Q4.10, f(x) = x⁴ − 4x³

f′(x) = 4x³ − 12x² = 4x²(x − 3) = 0 ⇒ x = 0 (double root) or x = 3. f(0) = 0; f(3) = 81 − 108 = −27. f″(x) = 12x² − 24x; f″(0) = 0 (test further). Sign of f′: at x = −1, f′ = −4 − (−12) = −16 (−); at x = 1, f′ = 4 − 12 = −8 (−). f′ does not change sign at x = 0, so (0, 0) is a horizontal inflection. f″(3) = 108 − 72 = 36 > 0 ⇒ local min at (3, −27).

Q4.11, y = x³ + ax² + bx with stationary point (1, −4)

Two conditions: y(1) = 1 + a + b = −4 ⇒ a + b = −5.   y′(x) = 3x² + 2ax + b; y′(1) = 3 + 2a + b = 0 ⇒ 2a + b = −3. Subtracting: a = 2, hence b = −7.   y″(x) = 6x + 2a = 6x + 4; y″(1) = 10 > 0 ⇒ (1, −4) is a local minimum.

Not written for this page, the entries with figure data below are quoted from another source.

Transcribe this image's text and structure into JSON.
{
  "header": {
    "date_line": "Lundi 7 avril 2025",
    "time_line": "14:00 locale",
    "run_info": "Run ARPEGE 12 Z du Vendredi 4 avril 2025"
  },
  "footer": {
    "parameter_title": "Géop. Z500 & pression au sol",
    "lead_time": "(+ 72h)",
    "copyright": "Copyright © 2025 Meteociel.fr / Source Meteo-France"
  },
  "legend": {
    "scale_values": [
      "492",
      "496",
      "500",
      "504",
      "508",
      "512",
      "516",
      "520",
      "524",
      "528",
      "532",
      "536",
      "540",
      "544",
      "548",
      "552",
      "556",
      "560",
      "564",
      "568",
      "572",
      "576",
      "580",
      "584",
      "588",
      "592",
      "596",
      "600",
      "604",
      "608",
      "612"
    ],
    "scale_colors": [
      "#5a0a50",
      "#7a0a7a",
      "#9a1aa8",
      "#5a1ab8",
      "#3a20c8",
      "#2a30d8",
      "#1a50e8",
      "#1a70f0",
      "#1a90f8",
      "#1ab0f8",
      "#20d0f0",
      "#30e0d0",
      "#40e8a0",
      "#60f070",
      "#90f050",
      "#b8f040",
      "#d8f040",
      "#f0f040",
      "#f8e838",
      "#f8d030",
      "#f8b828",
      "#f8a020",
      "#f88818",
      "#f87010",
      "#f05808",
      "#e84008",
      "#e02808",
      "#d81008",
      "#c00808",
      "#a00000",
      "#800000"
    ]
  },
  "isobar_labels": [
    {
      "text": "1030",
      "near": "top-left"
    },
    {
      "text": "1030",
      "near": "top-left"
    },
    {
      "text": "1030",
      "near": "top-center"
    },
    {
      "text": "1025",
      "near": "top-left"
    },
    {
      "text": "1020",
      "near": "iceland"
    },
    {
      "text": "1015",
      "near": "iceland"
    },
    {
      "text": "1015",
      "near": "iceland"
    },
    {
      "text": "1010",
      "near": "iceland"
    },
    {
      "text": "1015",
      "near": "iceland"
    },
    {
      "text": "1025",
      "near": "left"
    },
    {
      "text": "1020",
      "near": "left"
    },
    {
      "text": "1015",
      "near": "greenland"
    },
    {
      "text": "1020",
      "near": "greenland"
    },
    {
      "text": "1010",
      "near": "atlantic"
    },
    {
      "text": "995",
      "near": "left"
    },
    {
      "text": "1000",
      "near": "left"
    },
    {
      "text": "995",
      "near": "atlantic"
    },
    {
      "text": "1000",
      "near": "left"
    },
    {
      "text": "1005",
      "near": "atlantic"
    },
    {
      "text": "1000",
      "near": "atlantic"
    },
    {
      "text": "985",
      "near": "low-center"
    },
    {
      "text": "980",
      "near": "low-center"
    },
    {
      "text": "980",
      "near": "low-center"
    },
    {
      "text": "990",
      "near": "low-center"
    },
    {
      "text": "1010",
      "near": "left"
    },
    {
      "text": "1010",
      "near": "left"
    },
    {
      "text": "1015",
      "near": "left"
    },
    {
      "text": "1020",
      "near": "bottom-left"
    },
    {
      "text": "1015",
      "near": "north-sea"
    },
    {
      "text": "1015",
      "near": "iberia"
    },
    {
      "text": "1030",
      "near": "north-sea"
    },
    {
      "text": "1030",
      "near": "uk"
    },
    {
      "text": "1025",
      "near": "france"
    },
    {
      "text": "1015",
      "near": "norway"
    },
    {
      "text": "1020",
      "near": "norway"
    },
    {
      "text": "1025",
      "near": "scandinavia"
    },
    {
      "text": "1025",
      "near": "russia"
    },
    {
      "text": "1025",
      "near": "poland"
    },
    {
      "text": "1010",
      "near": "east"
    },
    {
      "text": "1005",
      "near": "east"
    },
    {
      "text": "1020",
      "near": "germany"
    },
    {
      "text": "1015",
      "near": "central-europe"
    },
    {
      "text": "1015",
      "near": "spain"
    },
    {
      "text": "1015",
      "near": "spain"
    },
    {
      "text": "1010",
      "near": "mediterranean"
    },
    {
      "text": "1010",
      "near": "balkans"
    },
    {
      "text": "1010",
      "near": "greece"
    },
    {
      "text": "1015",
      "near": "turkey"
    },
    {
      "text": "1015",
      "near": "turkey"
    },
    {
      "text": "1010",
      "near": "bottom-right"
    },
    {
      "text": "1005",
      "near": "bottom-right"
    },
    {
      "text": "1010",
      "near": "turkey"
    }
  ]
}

Q4.12, Sketch of y = x³ − 3x

From Q4.6: local max (−1, 2), local min (1, −2). y″ = 6x: concave down for x < 0 (left half) and concave up for x > 0 (right half). Point of inflection at (0, 0). Sketch is a standard cubic rising through the max, falling through the inflection, falling further to the min, then rising again. x-intercepts: x³ = 3x ⇒ x(x² − 3) = 0 ⇒ x = 0, ±√3.